В сумерках двух солнц его глаза сияли расплавленным золотом. Он возвышался над Шаном, почти вдвое превосходя его ростом. Есть два типа морлочьих туртанов: гиганты, которые способны поддерживать один с морлоками темп, и коротышки, ездящие на морлоках верхом. Шан был второго типа. Ветер почти сбивал его с ног, а морлок стоял твердо, как приваренный к стальному мосту.

— Ты учишь их не только этому. Ты несешь им определенную сверхценническую идеологию, которую запрещено распространять на Картаго.

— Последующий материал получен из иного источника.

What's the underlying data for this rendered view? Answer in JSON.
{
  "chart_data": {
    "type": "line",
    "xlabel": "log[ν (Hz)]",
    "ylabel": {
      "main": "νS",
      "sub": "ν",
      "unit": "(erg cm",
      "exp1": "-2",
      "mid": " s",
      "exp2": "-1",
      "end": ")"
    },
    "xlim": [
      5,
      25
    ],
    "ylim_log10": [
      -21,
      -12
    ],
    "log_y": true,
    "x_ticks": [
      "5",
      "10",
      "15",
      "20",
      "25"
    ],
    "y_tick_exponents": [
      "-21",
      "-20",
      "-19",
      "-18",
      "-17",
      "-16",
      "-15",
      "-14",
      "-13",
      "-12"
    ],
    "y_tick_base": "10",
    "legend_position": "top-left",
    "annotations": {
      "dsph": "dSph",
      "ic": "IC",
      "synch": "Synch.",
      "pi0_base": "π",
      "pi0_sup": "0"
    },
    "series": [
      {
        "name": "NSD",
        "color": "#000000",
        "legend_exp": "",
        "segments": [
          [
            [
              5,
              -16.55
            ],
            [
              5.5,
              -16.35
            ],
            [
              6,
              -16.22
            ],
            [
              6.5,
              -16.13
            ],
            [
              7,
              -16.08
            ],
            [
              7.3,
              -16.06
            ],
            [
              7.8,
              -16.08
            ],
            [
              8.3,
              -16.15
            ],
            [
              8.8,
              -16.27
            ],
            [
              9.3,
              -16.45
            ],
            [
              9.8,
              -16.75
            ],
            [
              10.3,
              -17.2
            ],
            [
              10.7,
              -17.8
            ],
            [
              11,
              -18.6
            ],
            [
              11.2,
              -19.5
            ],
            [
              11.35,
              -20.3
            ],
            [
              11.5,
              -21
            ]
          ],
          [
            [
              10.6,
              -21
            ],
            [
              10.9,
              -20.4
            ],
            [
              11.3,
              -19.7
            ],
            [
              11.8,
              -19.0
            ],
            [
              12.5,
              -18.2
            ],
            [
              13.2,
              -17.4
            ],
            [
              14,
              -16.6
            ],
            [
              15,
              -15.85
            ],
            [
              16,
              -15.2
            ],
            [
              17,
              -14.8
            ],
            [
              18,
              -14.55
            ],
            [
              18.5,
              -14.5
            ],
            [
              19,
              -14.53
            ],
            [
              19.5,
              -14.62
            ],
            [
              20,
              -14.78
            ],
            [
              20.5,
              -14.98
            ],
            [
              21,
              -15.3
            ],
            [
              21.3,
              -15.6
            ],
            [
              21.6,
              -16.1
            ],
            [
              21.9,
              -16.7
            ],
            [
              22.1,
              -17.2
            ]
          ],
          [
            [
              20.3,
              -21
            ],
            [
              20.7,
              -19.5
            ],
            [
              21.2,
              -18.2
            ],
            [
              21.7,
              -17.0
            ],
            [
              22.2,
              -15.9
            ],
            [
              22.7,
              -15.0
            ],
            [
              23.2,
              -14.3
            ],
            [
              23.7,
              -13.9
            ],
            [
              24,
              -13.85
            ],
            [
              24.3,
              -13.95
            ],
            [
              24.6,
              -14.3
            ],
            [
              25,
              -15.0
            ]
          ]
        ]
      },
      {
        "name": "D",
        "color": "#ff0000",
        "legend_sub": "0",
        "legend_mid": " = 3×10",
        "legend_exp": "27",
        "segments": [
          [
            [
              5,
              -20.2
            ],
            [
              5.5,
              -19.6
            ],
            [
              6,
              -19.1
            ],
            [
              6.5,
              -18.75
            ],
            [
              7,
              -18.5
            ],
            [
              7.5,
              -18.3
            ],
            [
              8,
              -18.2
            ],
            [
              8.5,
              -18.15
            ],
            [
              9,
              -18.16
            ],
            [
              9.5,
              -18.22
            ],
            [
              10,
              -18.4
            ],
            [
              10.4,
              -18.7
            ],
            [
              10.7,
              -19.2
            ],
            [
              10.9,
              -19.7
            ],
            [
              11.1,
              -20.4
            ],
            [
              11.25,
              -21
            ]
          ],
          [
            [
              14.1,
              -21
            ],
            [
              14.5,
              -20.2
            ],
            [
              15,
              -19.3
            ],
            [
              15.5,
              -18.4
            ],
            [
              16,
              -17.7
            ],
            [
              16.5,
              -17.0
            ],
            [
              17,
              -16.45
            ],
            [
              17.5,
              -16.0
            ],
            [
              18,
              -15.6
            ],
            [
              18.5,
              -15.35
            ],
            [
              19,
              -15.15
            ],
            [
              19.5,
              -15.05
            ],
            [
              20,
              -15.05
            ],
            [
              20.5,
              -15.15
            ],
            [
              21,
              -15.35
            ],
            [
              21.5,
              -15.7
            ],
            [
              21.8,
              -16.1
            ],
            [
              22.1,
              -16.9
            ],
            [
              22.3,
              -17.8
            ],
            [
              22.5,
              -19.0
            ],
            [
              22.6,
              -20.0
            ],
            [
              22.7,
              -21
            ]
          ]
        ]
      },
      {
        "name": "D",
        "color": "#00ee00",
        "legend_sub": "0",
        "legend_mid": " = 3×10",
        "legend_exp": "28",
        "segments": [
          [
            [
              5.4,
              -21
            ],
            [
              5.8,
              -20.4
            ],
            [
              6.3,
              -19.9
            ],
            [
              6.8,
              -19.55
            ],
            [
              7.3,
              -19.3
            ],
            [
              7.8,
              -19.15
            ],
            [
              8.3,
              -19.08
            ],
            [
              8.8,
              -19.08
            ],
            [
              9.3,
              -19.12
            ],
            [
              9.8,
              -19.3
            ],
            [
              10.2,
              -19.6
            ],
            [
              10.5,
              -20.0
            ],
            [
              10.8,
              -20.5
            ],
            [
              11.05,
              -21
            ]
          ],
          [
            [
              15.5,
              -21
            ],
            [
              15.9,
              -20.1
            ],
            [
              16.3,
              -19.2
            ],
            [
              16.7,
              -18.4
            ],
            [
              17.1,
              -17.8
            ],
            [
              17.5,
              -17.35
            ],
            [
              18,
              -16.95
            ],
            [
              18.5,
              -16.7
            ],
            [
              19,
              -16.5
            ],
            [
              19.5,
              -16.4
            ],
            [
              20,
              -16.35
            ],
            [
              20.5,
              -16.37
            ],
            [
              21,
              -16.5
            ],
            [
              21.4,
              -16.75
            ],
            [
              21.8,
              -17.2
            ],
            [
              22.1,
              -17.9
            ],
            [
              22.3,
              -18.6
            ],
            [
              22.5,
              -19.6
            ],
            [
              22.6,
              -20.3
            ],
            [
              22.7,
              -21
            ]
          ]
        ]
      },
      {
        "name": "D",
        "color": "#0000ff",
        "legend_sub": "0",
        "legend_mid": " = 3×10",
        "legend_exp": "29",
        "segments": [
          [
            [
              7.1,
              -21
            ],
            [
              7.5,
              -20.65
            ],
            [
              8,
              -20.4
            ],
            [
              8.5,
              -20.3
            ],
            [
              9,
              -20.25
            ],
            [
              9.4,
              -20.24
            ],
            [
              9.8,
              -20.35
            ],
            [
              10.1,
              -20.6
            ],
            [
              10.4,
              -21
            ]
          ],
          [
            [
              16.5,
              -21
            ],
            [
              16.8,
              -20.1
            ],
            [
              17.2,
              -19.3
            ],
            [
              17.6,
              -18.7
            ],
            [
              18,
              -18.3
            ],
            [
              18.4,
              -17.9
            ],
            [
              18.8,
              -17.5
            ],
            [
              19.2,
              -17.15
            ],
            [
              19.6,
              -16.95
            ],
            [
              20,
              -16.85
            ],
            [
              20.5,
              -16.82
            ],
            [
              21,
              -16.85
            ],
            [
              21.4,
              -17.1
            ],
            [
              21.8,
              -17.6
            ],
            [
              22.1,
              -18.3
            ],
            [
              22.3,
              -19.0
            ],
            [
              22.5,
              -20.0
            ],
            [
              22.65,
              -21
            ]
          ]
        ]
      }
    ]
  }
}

— Я крысиной какашки не дам за то, что запрещено и что разрешено на Картаго. Я от рождения перед вашим законом даже не преступник, а сломанная вещь, а для такой вещи не писан никакой закон, кроме права каждого избавиться от нее. Я учу молодняк прощать вам то, что вы делаете из них вещи. Однажды вы скажете спасибо за то, что они вас не разорвали на части.

— А с чего бы им не разорвать меня на части? У вашего злоучения нет проблем с тем, чтобы разбивать младенцев о камень, зачем же щадить мою жизнь?

Морлок двинулся вперед всей своей махиной и остановился вплотную к Шэну. Почти прикоснулся. Маленькому офицеру стоило волевого усилия не отшатнуться и продолжать смотреть в золотые глаза существа, сгорбившегося в позиции угрозы. Тот, кто отвел глаза первым — проиграл, он «собака снизу», поэтому Шэн остался неподвижен.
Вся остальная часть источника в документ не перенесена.